Serum jest płynne, skąpo pachnie, przyjemnie. Atomizer po krótkim czasie się zepsuł, dlatego przelałam zawartość do buteleczki zastępczej i jest ok.
Buteleczka posiadała powlekany kartonik z tekstem w dwóch językach w tym w wersji polskiej. 100 ml kończy się niedługo dobije do dna. Mąż stosował go przeważnie w miejsca, gdzie ma dłuższe włosy po bokach aplikował go mniej.
Sposób użycia
Stosować serum dwa razy dziennie na wilgotne lub suche włosy. Po aplikacji (5 – 10 dawek) dokładnie wmasować w skórę głowy. Nie spłukiwać. Serum należy stosować przez co najmniej 3 miesiące. Nie jest tłuste, nie skleja włosów.
Składniki
Składniki
Aqua, Glycerin, Propylene Glycol, Polyquaternium-10, Amodimethicone, Trideceth-12, Cetrimonium Chloride, Arginine, Lactic Acid, Glycine Soja Germ Extract, Triticum Vulgare Germ Extract, Scutellaria Baicalensis Root Extract, Sodium Benzoate, Gluconolactone, Phenoxyethanol, Ethylhexylglycerin.
Stymulacja wzrostu włosów. Zapobieganie wypadaniu.
––––––––––––––––––––––––––––––––––––––––––––––––––––––––––
Serum jest silnie skoncentrowane. Skład jest krótki. Doszukamy się w nim kiełków soi i pszenicy, które są bogate w cukry, tarczycę bajkalską i argininę (kompleks BaicapilTM). Swoim działaniem mają uniknąć wypadania włosów.
BaicapilTM dodatkowo pobudza aktywność i żywotność istniejących mieszków stymulując wzrost nowych włosów oraz zwiększając ich objętość. Skuteczność kompleksu BaicapilTM została potwierdzona badaniami in vitro, in vivo przeprowadzonymi pod kontrolą dermatologiczną.
Kompleks Baicapil.
––––––––––––––––––––––––––––––––––––––––––––––––––––––––––––––––
Serum na początku nie przynosiło niczego. Nie liczyłam zresztą na wielką poprawę dlatego nie zasypywałam męża niepotrzebnymi pytaniami. Tego typu kosmetyki wymagają czasu i cierpliwości.
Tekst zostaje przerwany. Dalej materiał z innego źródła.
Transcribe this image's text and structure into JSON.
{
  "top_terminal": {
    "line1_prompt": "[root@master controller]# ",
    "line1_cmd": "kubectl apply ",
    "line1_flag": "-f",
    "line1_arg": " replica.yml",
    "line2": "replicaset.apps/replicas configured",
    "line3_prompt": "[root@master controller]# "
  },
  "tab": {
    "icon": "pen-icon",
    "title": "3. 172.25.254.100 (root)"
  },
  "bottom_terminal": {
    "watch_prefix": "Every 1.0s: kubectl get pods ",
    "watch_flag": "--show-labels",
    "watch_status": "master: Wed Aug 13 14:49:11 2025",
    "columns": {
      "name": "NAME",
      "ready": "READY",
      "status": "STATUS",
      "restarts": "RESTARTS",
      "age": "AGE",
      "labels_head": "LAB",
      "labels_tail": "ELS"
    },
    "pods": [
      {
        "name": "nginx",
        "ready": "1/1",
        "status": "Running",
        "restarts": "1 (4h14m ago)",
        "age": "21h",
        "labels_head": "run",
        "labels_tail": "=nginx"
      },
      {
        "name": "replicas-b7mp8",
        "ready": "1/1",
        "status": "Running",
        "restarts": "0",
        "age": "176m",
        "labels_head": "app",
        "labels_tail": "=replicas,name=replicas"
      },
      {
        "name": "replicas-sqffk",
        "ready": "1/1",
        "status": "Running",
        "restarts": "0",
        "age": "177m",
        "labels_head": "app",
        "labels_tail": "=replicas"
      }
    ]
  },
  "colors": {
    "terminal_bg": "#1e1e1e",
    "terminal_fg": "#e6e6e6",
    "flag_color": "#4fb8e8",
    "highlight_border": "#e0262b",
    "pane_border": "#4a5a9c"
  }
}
Dopiero po dwóch tygodniach poprosiłam męża o pierwszą opinię na temat aplikacji itd.
Usłyszałam: serum nie przetłuszcza włosów, łatwo daje się wmasować w skórę głowy, która nie jest podrażniona, łupież się nie pojawia.
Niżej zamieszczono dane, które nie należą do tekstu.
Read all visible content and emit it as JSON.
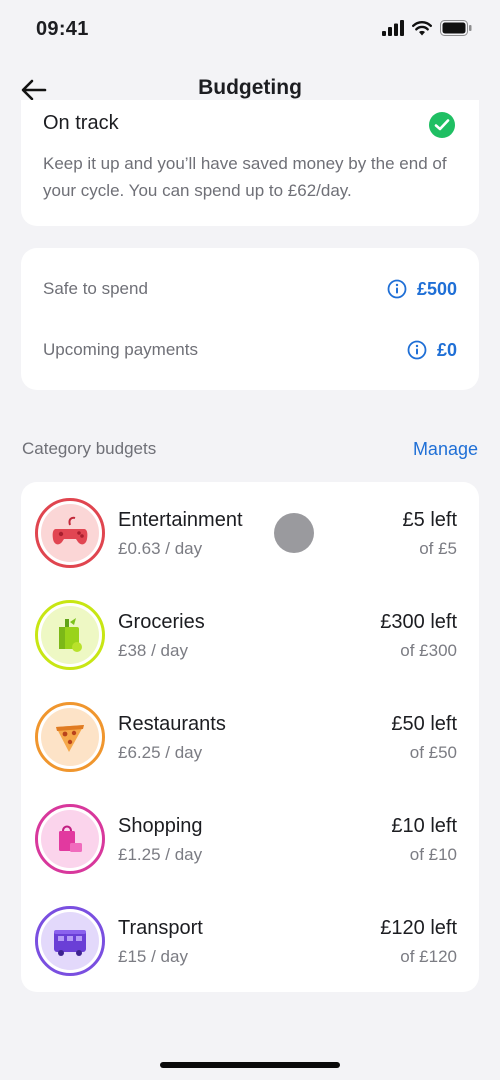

Serum przy systematycznym wcieraniu w miarę upływu dni z początku zatrzymało wypadanie włosów w dużych ilościach. Teraz wysyp jest umiarkowany, znacznie mniejszy. Widzimy, że przy zakolach pojawiło się sporo młodych włosów. Część wiązana zwiększyła objętość, a na długości włosy stały się grubsze i podatne do uczesania.
Oprócz dozownika, który uległ uszkodzeniu serum to okazało się być bardzo dobrym produktem w kategorii pielęgnacji włosów. Na rezultaty trzeba owszem zaczekać, ale wynik jaki uzyskujemy jest zadowalający. Następuje zahamowanie wypadania włosów, pojawia się wysiew nowych, a starsze włosy zyskują na wyglądzie.
Cena wydawać się może wysoka, ale kiedy rozłożymy to na czas w jakim stosujemy serum oraz działanie nie wychodzi to tak tragicznie. Zmagacie się z wypadaniem włosów? Polecam Wam wypróbować to serum.